Manuel Igreja

Manuel Igreja

Quando os sinos falavam

                                                   QUANDO OS SINOS FALAVAM

 

Nascei em 1960. Era janeiro, um mês frio como era qualquer um que tivesse o Natal por perto, pois ao tempo, inverno, era mesmo inverno. Sem vergonha e sem uma réstia de sol de oras em quando como que a pedir desculpa do incómodo como agora. Homessa.

Tive sorte. Uma sorte danada, diria mesmo. As circunstancias pouco anteriores ao meu primeiro abrir de pestanas, foram suficientes para somente dar três quatro respiros antes de me tornar anjinho. Foi por pouco, e lá me ia eu entabuado de branco.

Não exagero. Desde um sair do comboio no Pinhão a toda a pressa, e uma viagem de carro-de-praça a toda a brida por aí acima até à minha aldeia, até às faltas de condições em casa para acontecer parto, que isso de hospitais para vir ao mundo foi mais tarde, tudo se conjugava para me ir sem sequer receber batismo. Mas não. Vinguei e aqui estou. Ainda bem, digo eu. 

Mas a minha sorte foi mais além.
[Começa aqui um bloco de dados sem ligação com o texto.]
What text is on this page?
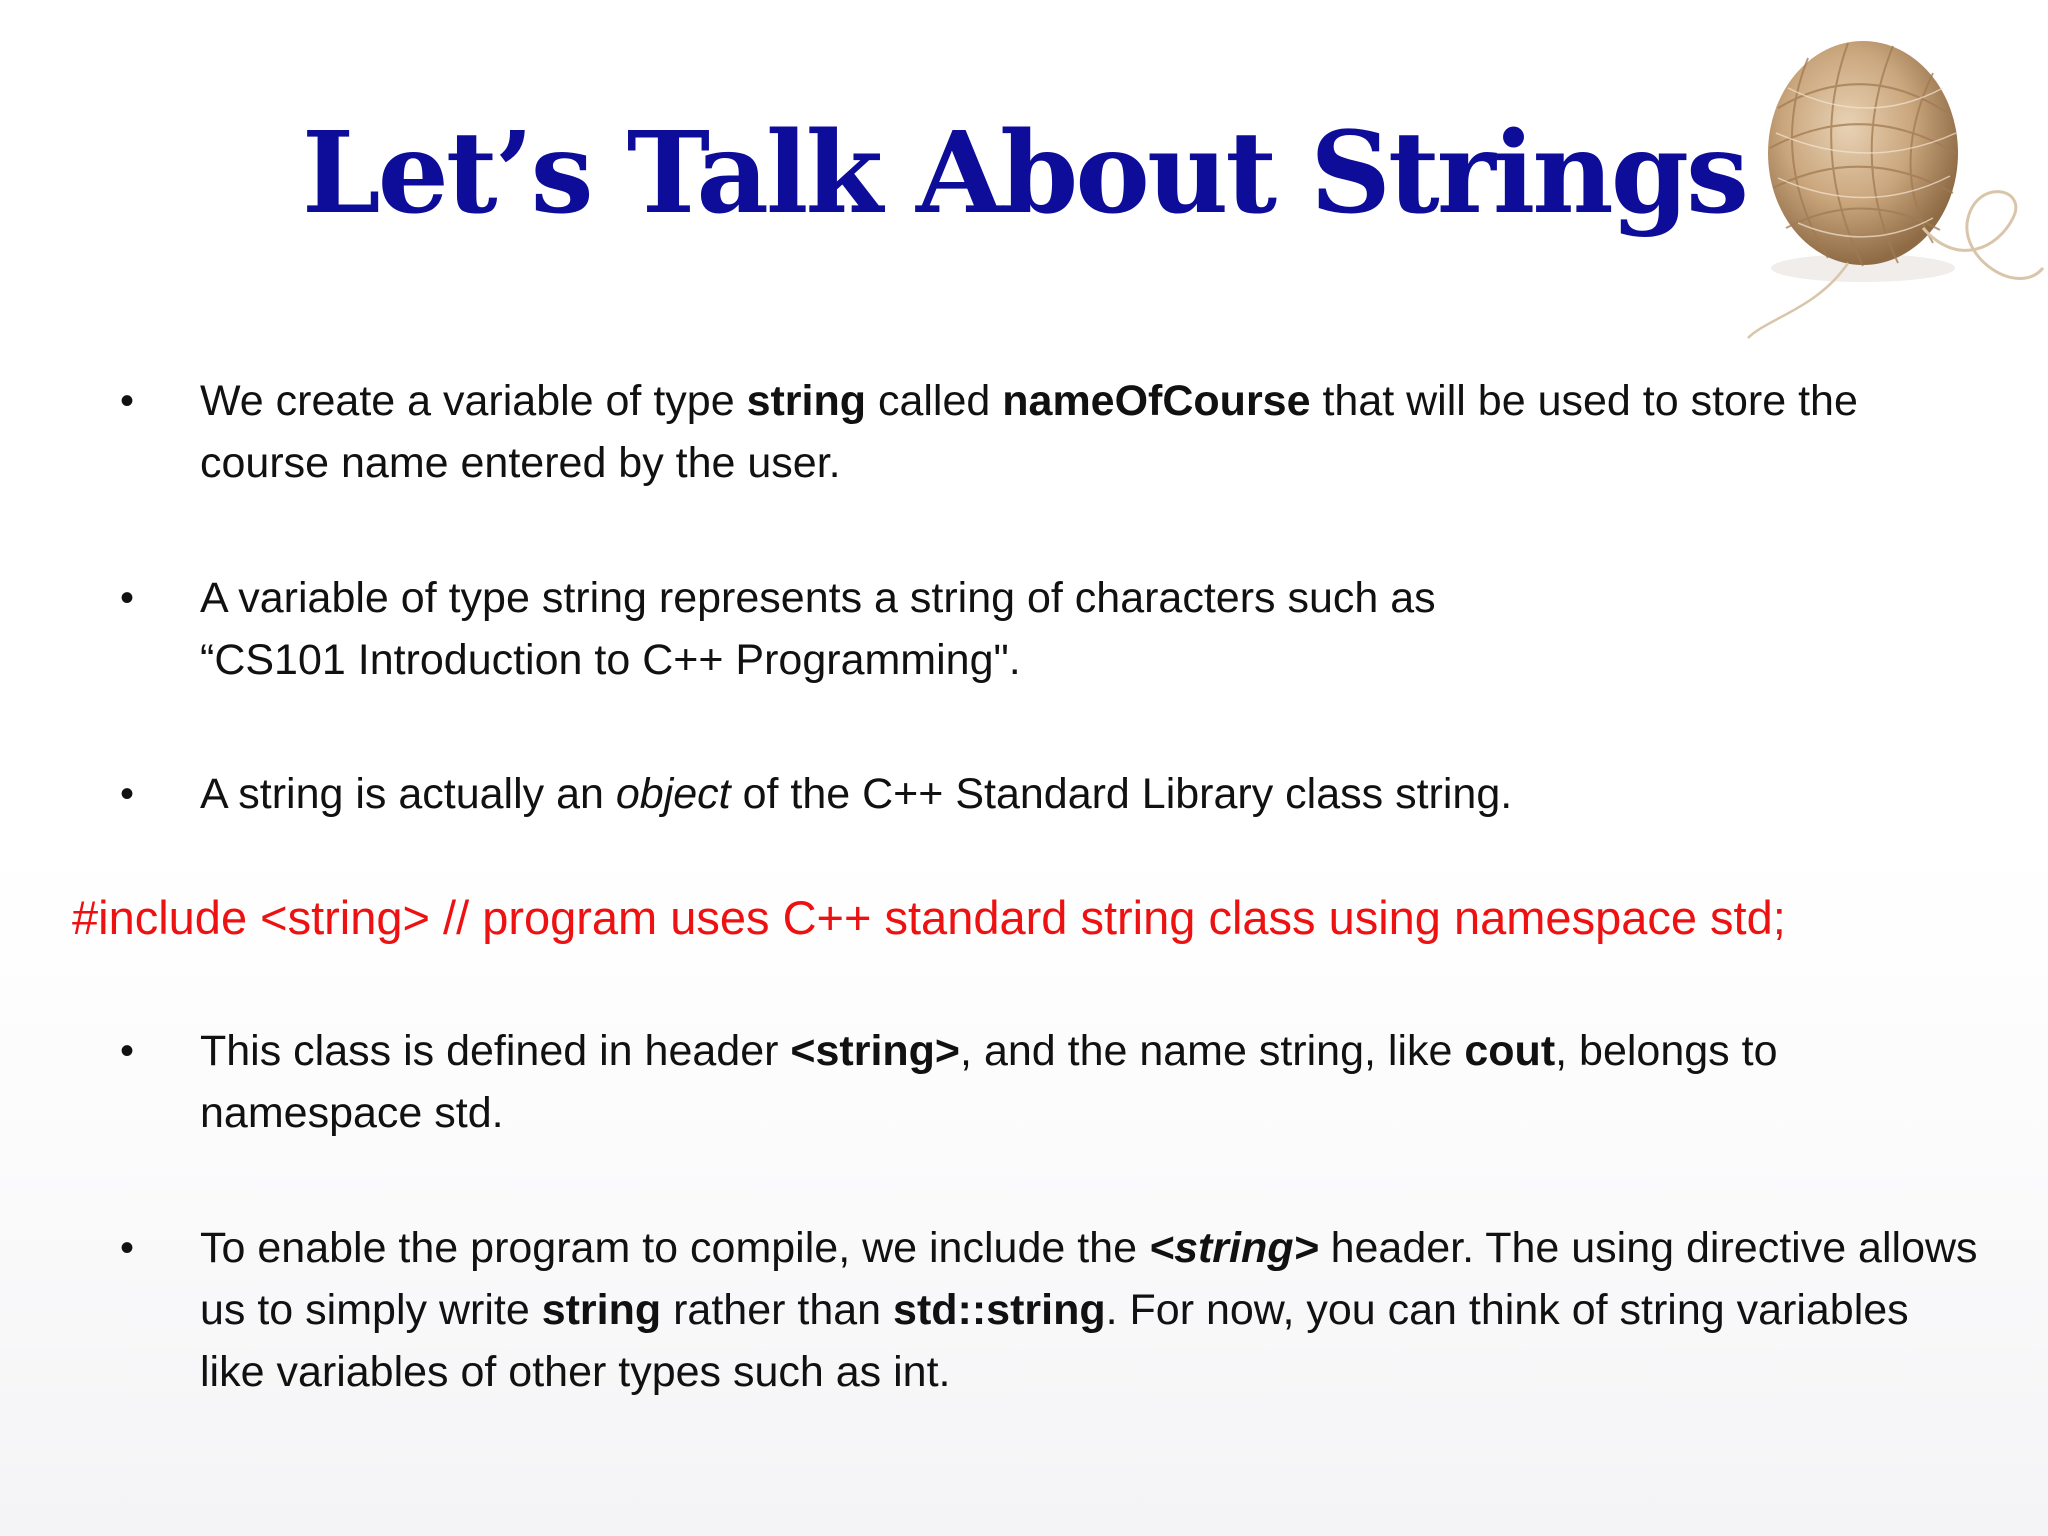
Let’s Talk About Strings
•	We create a variable of type string called nameOfCourse that will be used to store the course name entered by the user.
•	A variable of type string represents a string of characters such as
“CS101 Introduction to C++ Programming".
•	A string is actually an object of the C++ Standard Library class string.
#include <string> // program uses C++ standard string class using namespace std;
•	This class is defined in header <string>, and the name string, like cout, belongs to namespace std.
•	To enable the program to compile, we include the <string> header. The using directive allows us to simply write string rather than std::string. For now, you can think of string variables like variables of other types such as int.
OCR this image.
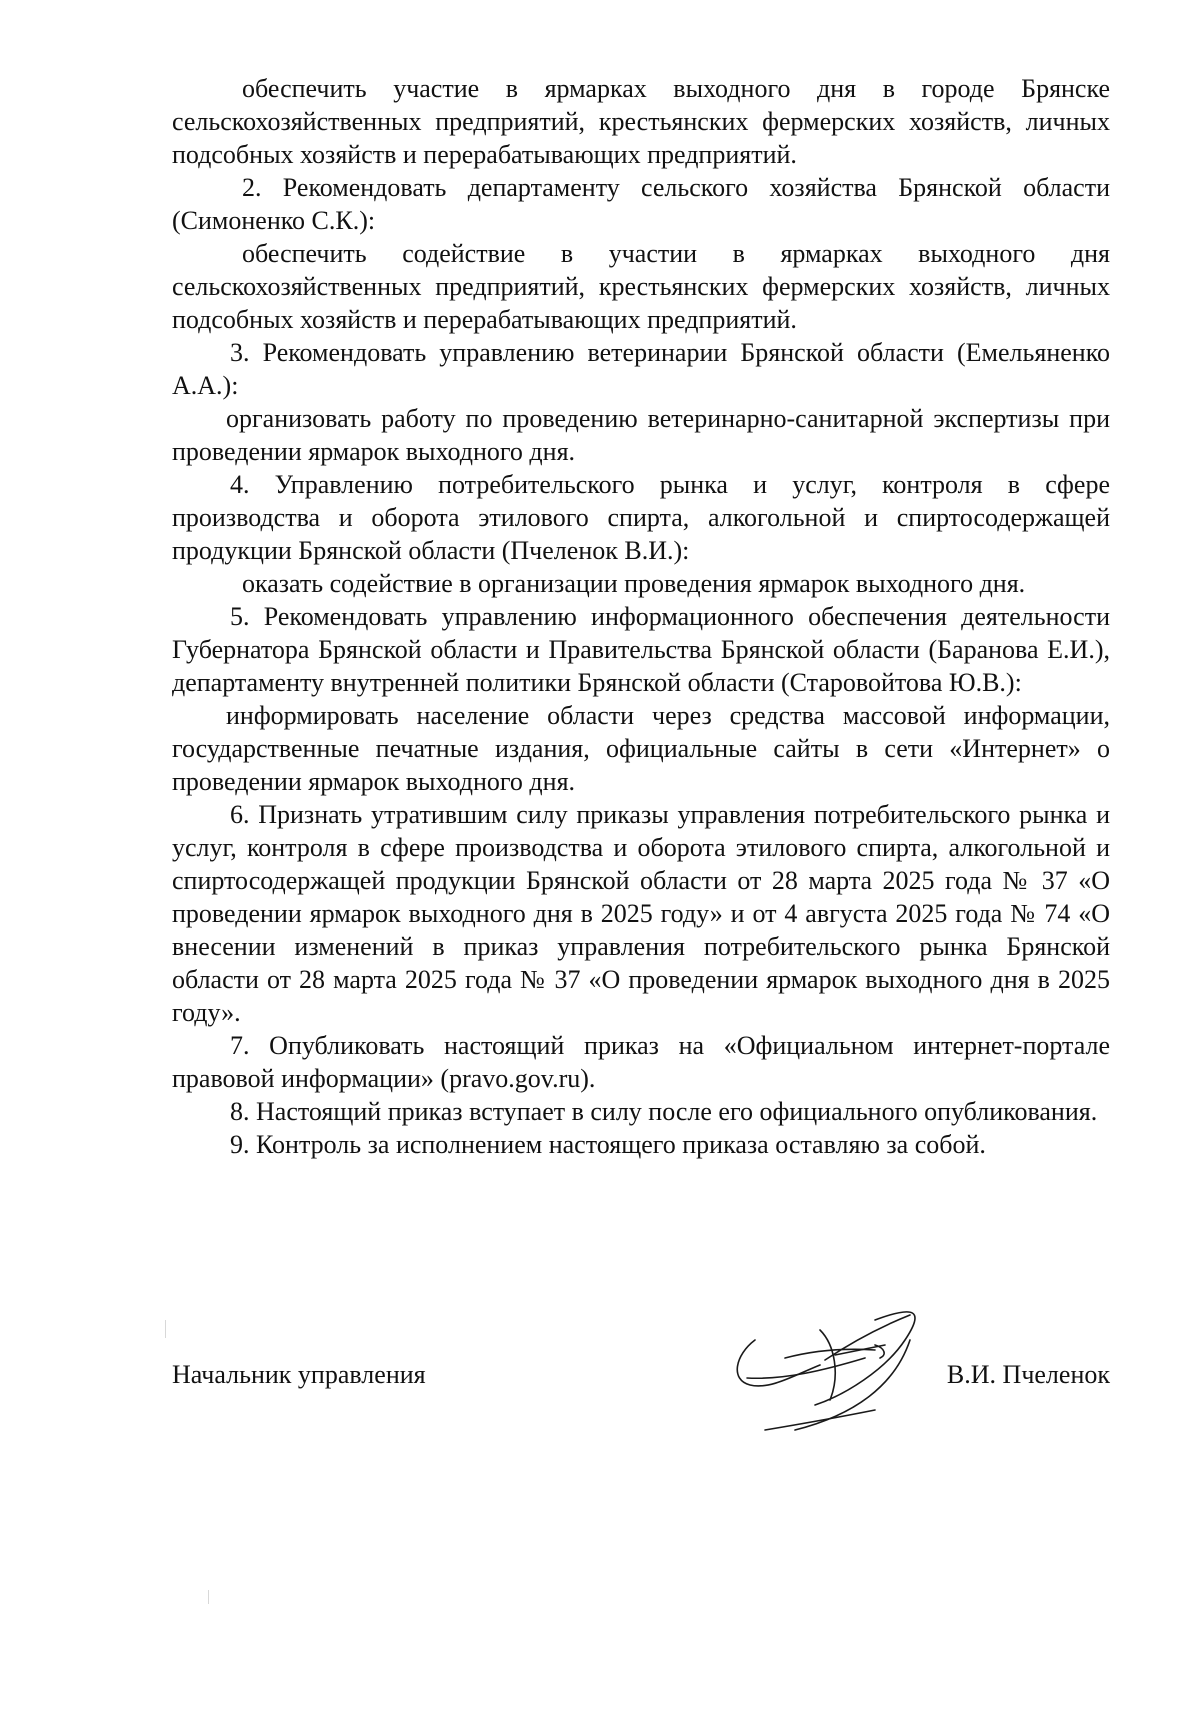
обеспечить участие в ярмарках выходного дня в городе Брянске сельскохозяйственных предприятий, крестьянских фермерских хозяйств, личных подсобных хозяйств и перерабатывающих предприятий.

2. Рекомендовать департаменту сельского хозяйства Брянской области (Симоненко С.К.):

обеспечить содействие в участии в ярмарках выходного дня сельскохозяйственных предприятий, крестьянских фермерских хозяйств, личных подсобных хозяйств и перерабатывающих предприятий.

3. Рекомендовать управлению ветеринарии Брянской области (Емельяненко А.А.):

организовать работу по проведению ветеринарно-санитарной экспертизы при проведении ярмарок выходного дня.

4. Управлению потребительского рынка и услуг, контроля в сфере производства и оборота этилового спирта, алкогольной и спиртосодержащей продукции Брянской области (Пчеленок В.И.):

оказать содействие в организации проведения ярмарок выходного дня.

5. Рекомендовать управлению информационного обеспечения деятельности Губернатора Брянской области и Правительства Брянской области (Баранова Е.И.), департаменту внутренней политики Брянской области (Старовойтова Ю.В.):

информировать население области через средства массовой информации, государственные печатные издания, официальные сайты в сети «Интернет» о проведении ярмарок выходного дня.

6. Признать утратившим силу приказы управления потребительского рынка и услуг, контроля в сфере производства и оборота этилового спирта, алкогольной и спиртосодержащей продукции Брянской области от 28 марта 2025 года № 37 «О проведении ярмарок выходного дня в 2025 году» и от 4 августа 2025 года № 74 «О внесении изменений в приказ управления потребительского рынка Брянской области от 28 марта 2025 года № 37 «О проведении ярмарок выходного дня в 2025 году».

7. Опубликовать настоящий приказ на «Официальном интернет-портале правовой информации» (pravo.gov.ru).

8. Настоящий приказ вступает в силу после его официального опубликования.

9. Контроль за исполнением настоящего приказа оставляю за собой.

Начальник управления	В.И. Пчеленок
Claro que essa é a que mais conta, pois sem ela, nada mais sucederia. Acho que nem para retrato em estante daria o meu curto estar por cá. A minha outra fatia de sorte, tem a ver com a época em que nasci por mor daquilo que me foi possibilitado ainda ver e sentir num mundo que parecendo estar quietinho, se mexia um bocadinho, esfumando-se o antigo por entre a chaminé da modernidade.

Notem que ainda sou do tempo em que automóvel a cirandar nas ruelas da aldeia, era motivo de gritaria e de correrias por mais franzinas que fossem as pernas. Juro que cheguei a conhecer quem se não despisse em frente da televisão porque pensava que de lá de dentro da caixa viam tudo cá para fora. O julgar não seria firme, mas não fosse o diabo tecê-las. Depois o cuidado nunca fez mal a ninguém.      

Olhada hoje em dia essa época, pode levar-nos a imaginar dias tristes e noites aperreadas. Mas não senhor. Miséria havia, de fome era uma fartura, o frio era uma questão de hábito pois Deus dá-o conforme a roupa, mas o povo que nunca foi de vergar, espantava as tristezas e em tudo encontrava motivo para festejar.

Muitas vezes fazia-o com a alma caiada de negro, mas havendo horas de tudo, também as de alegria se faziam acontecer. Pouco se lia, pouco se comia, pouco mais se vislumbrava do que o alcance das vistas, mas falava-se, contavam-se histórias e de tudo se fazia motivo de reinação e de celebração enlaçada em muita imaginação.

Até os sinos eram chamados. Bem se sabe que chamar os crentes e alertar por causa de acontecimentos em desoras era a sua principal função, mas também eles tinham lugar no tecer de tradições e de estórias a contar e a passar de geração para geração. Há quem dissesse que alguns até falavam entre si num dialeto muito lá deles.

Não sei se acredite. Olhem, é como o caso das bruxas. Será que as há? O certo é que nos meus tempos de moço, havia quem jurasse que as via e que até as ouvia a rir de malvadas. Era só passar num cruzamento pela meia noite e logo se topavam as desgraçadas. Por vezes disfarçavam-se em caldeiros velhos e coisas do género. A sério. Sobre lobisomens não falo. Pode andar algum por aí. Sei lá.       

Quanto aos sinos, que estes dedos carregam nas teclas que querem e eu nem sempre mando. Influenciado se calhar por o que o povo dizia, tês ouvia-os eu a palavrear com estes ouvidos que a terra há-de comer. O de Alvelos, dizia: - Tem lêndeas. Tem lêndeas! Depois o de Figueira: - Eu tiro-lhas. Eu tiro-lhas. E o de Várzea: - Com que? Com que? Logo depois de novo o de Alvelos: - Com um pau. Com um pau.

Isto, quando subia ao alto da Mariola e me admirava por o mundo ser assim tão grande. Mal sabia eu o quanto ele se estendia. São léguas e mais léguas com algumas já por mim percorridas. Espero ter sorte para percorrer muitas mais, num desejo que igualmente lhe estendo.